My work has been mainly administrative duties and supporting other offices. SLS helped me realize that I can lead through the power of relationships with others which is made possible when I bring the spirit of servant hood to work. I also try creating an empowering work environment by providing joy and fulfillment in meaningful work to those I supervise and support. Listening has been a key to my service; I learned that one can easily identify the needs of those that we serve and more importantly focus on not only meeting their needs but accomplishing them as well. It is a powerful tool that can help build communities and give opportunities to the most vulnerable and avert further deprivation to the less privileged.
SL is a long term, transformational approach to life and work. The last two years have been challenging for me. I, however, realized that building the right attitude, with patience, perseverance, and above all foresight was a key to realizing my dreams. It is not a quick fix approach. SLS helped me dream and have the right attitude beyond the challenges and obstacles that I faced.
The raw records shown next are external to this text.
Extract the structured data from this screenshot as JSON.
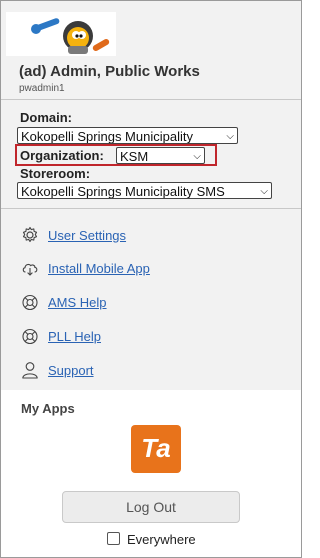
{
  "user": {
    "display_name": "(ad) Admin, Public Works",
    "login": "pwadmin1"
  },
  "domain": {
    "label": "Domain:",
    "value": "Kokopelli Springs Municipality"
  },
  "organization": {
    "label": "Organization:",
    "value": "KSM"
  },
  "storeroom": {
    "label": "Storeroom:",
    "value": "Kokopelli Springs Municipality SMS"
  },
  "menu": [
    {
      "label": "User Settings",
      "icon": "gear-icon"
    },
    {
      "label": "Install Mobile App",
      "icon": "cloud-download-icon"
    },
    {
      "label": "AMS Help",
      "icon": "lifebuoy-icon"
    },
    {
      "label": "PLL Help",
      "icon": "lifebuoy-icon"
    },
    {
      "label": "Support",
      "icon": "person-icon"
    }
  ],
  "apps": {
    "heading": "My Apps",
    "ta_label": "Ta"
  },
  "actions": {
    "logout_label": "Log Out",
    "everywhere_label": "Everywhere",
    "everywhere_checked": false
  },
  "colors": {
    "link": "#2a63b4",
    "app_tile": "#e8731b",
    "highlight": "#c0262c"
  }
}
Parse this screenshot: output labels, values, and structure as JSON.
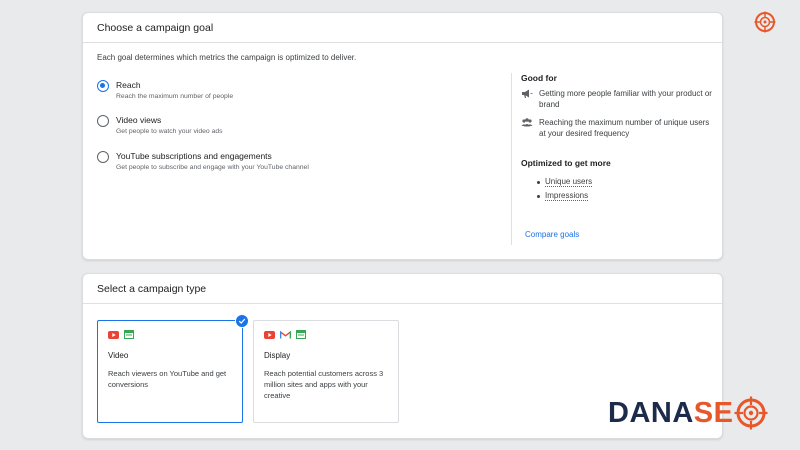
{
  "goal_section": {
    "title": "Choose a campaign goal",
    "description": "Each goal determines which metrics the campaign is optimized to deliver.",
    "options": [
      {
        "label": "Reach",
        "sub": "Reach the maximum number of people",
        "selected": true
      },
      {
        "label": "Video views",
        "sub": "Get people to watch your video ads",
        "selected": false
      },
      {
        "label": "YouTube subscriptions and engagements",
        "sub": "Get people to subscribe and engage with your YouTube channel",
        "selected": false
      }
    ],
    "good_for": {
      "heading": "Good for",
      "items": [
        {
          "icon": "megaphone-icon",
          "text": "Getting more people familiar with your product or brand"
        },
        {
          "icon": "people-icon",
          "text": "Reaching the maximum number of unique users at your desired frequency"
        }
      ]
    },
    "optimized": {
      "heading": "Optimized to get more",
      "metrics": [
        "Unique users",
        "Impressions"
      ]
    },
    "compare_link": "Compare goals"
  },
  "type_section": {
    "title": "Select a campaign type",
    "types": [
      {
        "title": "Video",
        "desc": "Reach viewers on YouTube and get conversions",
        "icons": [
          "youtube-icon",
          "display-icon"
        ],
        "selected": true
      },
      {
        "title": "Display",
        "desc": "Reach potential customers across 3 million sites and apps with your creative",
        "icons": [
          "youtube-icon",
          "gmail-icon",
          "display-icon"
        ],
        "selected": false
      }
    ]
  },
  "watermark": {
    "part1": "DANA",
    "part2": "SE"
  },
  "colors": {
    "accent": "#1a73e8",
    "brand_navy": "#1c2b4a",
    "brand_orange": "#e8572a"
  }
}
SLS has also taught me to groom and build others so that they can better serve the community and assume leadership roles. Currently, I am working for a community-based organization dealing with humanitarian issues, ranging from reduction of poverty, provision of clean water and access to proper sanitation, environmental conservation and adaptation of climate change. I also work on empowering the less privileged (women and the poor) to support vulnerable and marginalized communities. I lend administrative support to over fifteen (15) programs. SLS has come in handy since serving communities—and especially the vulnerable people groups in them has been my vocation. SL has been my guiding philosophy; it has offered me personal growth spiritually, professionally, emotionally as well as intellectually.
In conclusion, I thank God I met Cheryl and Glenn who made me realize my potential as a Servant Leader and even more for genuinely believing in me and my service. This has helped me “dream big dreams,” endeavor to make a difference whenever I have an opportunity, and impact someone’s life.